L-Lactate Protects Skin Fibroblasts against Aging-Associated Mitochondrial Dysfunction via Mitohormesis

1Institute of Physiology, Czech Academy of Sciences, Vídeňská 1083, 142 20 Prague, Czech Republic
2Department of Biochemistry and Microbiology, Institute of Chemical Technology Prague, Technická 5, 166 28 Prague, Czech Republic

Received 11 March 2015; Revised 25 May 2015; Accepted 27 May 2015

Academic Editor: Liang-Jun Yan

Copyright © 2015 Jaroslav Zelenka et al.

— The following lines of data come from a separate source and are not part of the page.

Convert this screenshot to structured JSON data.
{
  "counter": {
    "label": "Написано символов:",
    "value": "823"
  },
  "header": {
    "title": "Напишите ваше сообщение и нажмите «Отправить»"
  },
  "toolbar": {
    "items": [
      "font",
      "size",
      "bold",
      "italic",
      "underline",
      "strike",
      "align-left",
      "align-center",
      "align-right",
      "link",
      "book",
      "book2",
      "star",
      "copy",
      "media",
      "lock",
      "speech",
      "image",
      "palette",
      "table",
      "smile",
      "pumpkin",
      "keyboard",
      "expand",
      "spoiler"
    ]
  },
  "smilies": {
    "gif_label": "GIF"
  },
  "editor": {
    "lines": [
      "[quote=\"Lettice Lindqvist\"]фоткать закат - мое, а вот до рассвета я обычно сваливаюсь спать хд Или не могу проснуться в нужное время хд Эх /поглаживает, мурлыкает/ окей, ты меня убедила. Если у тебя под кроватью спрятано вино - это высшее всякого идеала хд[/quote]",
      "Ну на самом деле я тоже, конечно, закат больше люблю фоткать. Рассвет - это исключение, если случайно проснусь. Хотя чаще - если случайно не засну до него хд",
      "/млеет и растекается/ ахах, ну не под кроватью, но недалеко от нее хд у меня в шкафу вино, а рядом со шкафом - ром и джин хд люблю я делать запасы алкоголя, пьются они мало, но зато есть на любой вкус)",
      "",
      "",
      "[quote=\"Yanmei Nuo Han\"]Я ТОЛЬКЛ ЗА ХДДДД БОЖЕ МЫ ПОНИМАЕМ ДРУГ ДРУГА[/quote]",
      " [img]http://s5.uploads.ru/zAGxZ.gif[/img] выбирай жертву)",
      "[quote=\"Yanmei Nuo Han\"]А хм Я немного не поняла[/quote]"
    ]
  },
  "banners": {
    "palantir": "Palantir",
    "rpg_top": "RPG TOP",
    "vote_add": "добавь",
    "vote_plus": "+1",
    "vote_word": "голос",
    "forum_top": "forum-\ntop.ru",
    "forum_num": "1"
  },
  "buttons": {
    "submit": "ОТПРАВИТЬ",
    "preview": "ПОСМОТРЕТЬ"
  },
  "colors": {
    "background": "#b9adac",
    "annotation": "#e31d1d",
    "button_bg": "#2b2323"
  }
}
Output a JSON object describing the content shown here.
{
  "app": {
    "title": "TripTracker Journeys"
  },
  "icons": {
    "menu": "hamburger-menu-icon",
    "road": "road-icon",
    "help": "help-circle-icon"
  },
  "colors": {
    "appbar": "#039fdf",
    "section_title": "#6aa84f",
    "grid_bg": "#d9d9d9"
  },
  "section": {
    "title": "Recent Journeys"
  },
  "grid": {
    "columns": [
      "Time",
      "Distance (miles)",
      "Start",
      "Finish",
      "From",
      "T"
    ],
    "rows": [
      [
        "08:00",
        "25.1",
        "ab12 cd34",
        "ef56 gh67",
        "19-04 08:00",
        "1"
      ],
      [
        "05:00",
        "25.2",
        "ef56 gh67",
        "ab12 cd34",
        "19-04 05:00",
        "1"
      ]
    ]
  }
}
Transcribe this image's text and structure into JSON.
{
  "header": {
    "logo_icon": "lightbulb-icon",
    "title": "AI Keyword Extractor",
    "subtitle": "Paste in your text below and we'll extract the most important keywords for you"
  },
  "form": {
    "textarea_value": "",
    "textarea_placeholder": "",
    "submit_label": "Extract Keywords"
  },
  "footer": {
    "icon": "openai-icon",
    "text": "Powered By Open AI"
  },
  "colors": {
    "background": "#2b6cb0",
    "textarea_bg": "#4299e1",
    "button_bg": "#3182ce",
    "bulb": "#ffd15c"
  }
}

This is an open access article distributed under the Creative Commons Attribution License, which permits unrestricted use, distribution, and reproduction in any medium, provided the original work is properly cited.

Abstract

A moderate elevation of reactive oxygen species (ROS) production and a mild inhibition of mitochondrial respiratory chain have been associated with a health promotion and a lifespan extension in several animal models of aging. Here, we tested whether this phenomenon called mitohormesis could be mediated by L-lactate. The treatment with 5 mM L-lactate significantly increased H2O2 production and slightly inhibited the respiration in cultured skin fibroblasts and in isolated mitochondria. The L-lactate exposure was associated with oxidation of intracellular glutathione, phosphorylation of 5′AMP-activated protein kinase (AMPK), and induction of peroxisome proliferator-activated receptor gamma coactivator 1 (PGC1) transcription. A replicative aging of fibroblasts (L0) with a constant (LC), or intermittent 5 mM L-lactate (LI) in media showed that the high-passage LI fibroblasts have higher respiration, lower H2O2 release, and lower secretion of L-lactate compared to L0 and LC. This protection against mitochondrial dysfunction in LI cells was associated with lower activity of mechanistic target of rapamycin complex 1 (mTORC1), less signs of cellular senescence, and increased autophagy compared to L0 and LC. In conclusion, we demonstrated that intermittent but not constant exposure to L-lactate triggers mitohormesis, prevents aging-associated mitochondrial dysfunction, and improves other markers of aging.